HL Deb 11 September 2003 vol 652 cc146-8WA
Lord Willoughby de Broke

asked Her Majesty's Government:

Whether they are satisfied that local authorities are meeting their statutory obligation to control ragwort; and what action they will take if authorities do not meet these obligations. [HL4266]

The Parliamentary Under-Secretary of State, Department for Environment, Food and Rural Affairs (Lord Whitty)

Primary responsibility for controlling the spread of ragwort lies with the occupier of the land. A local authority has clear responsibility as an occupier if the authority owns the land or has responsibility for it. Local authorities also have a positive role to play in the control of ragwort, for example, by active weed control alongside rural roads and upon any other land for which they may be responsible. They may also play a part in publicising the threat that the weed poses to livestock and in particular to horses.
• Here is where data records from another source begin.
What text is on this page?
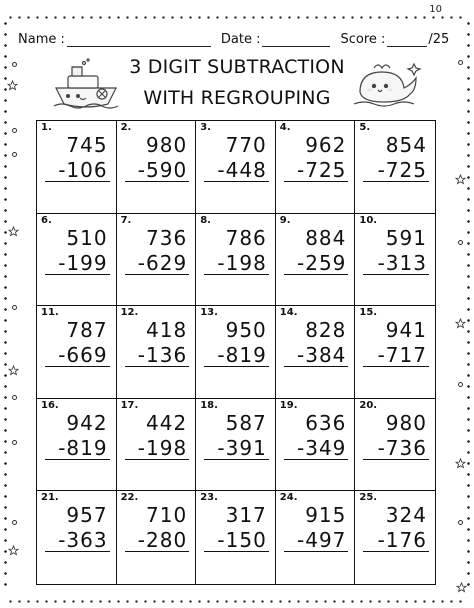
10
Name :	Date :	Score :	/25
3 DIGIT SUBTRACTION
WITH REGROUPING
1.
745
-106
2.
980
-590
3.
770
-448
4.
962
-725
5.
854
-725
6.
510
-199
7.
736
-629
8.
786
-198
9.
884
-259
10.
591
-313
11.
787
-669
12.
418
-136
13.
950
-819
14.
828
-384
15.
941
-717
16.
942
-819
17.
442
-198
18.
587
-391
19.
636
-349
20.
980
-736
21.
957
-363
22.
710
-280
23.
317
-150
24.
915
-497
25.
324
-176
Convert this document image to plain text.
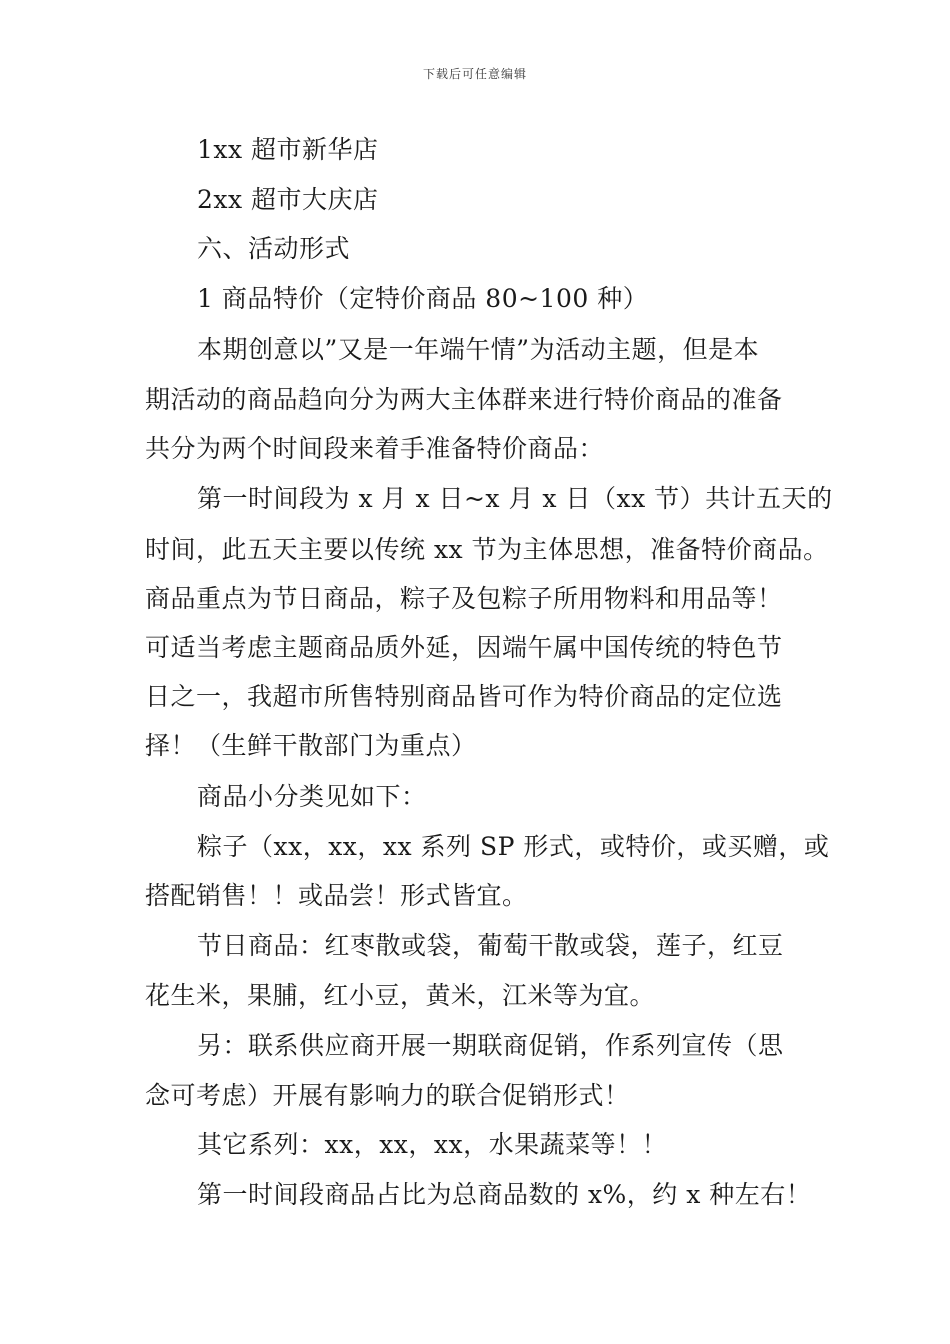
下载后可任意编辑
1xx 超市新华店
2xx 超市大庆店
六、活动形式
1 商品特价（定特价商品 80~100 种）
本期创意以”又是一年端午情”为活动主题，但是本
期活动的商品趋向分为两大主体群来进行特价商品的准备
共分为两个时间段来着手准备特价商品：
第一时间段为 x 月 x 日~x 月 x 日（xx 节）共计五天的
时间，此五天主要以传统 xx 节为主体思想，准备特价商品。
商品重点为节日商品，粽子及包粽子所用物料和用品等！
可适当考虑主题商品质外延，因端午属中国传统的特色节
日之一，我超市所售特别商品皆可作为特价商品的定位选
择！（生鲜干散部门为重点）
商品小分类见如下：
粽子（xx，xx，xx 系列 SP 形式，或特价，或买赠，或
搭配销售！！或品尝！形式皆宜。
节日商品：红枣散或袋，葡萄干散或袋，莲子，红豆
花生米，果脯，红小豆，黄米，江米等为宜。
另：联系供应商开展一期联商促销，作系列宣传（思
念可考虑）开展有影响力的联合促销形式！
其它系列：xx，xx，xx，水果蔬菜等！！
第一时间段商品占比为总商品数的 x%，约 x 种左右！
Common ragwort is one of five injurious weeds specified in the Weeds Act 1959. The Act permits the Secretary of State for Environment, Food and Rural Affairs to serve notice on any occupier of land to take action to prevent injurious weeds from spreading. An occupier who unreasonably fails to comply with the notice will be guilty of an offence and liable to a fine on conviction.

The Ragwort Control Bill, which will shortly be presented to the House, provides for a code of practice to strengthen enforcement of the Act by making it clear what should be done to clear ragwort when that is necessary. The code will also be admissible in evidence in enforcement proceedings under the Weeds Act.

Defra has also revised its procedure for dealing with complaints about ragwort in order to co-operate effectively with complainants and to focus available resources for enforcement in a more targeted way.

Lord Willoughby de Broke

asked Her Majesty's Government:

What studies have been carried out on the toxicity of honey produced in areas of heavy ragwort infestation. [HL4267]

Lord Whitty

A survey of UK honey produced by bees with access to ragwort found that the naturally occurring toxins known as pyrolizzidine alkaloids were only present at either undetectable or very low levels of the sort that the Committee on Toxicity of Chemicals in Food, Consumer Products and the Environment had advised were not a cause for concern.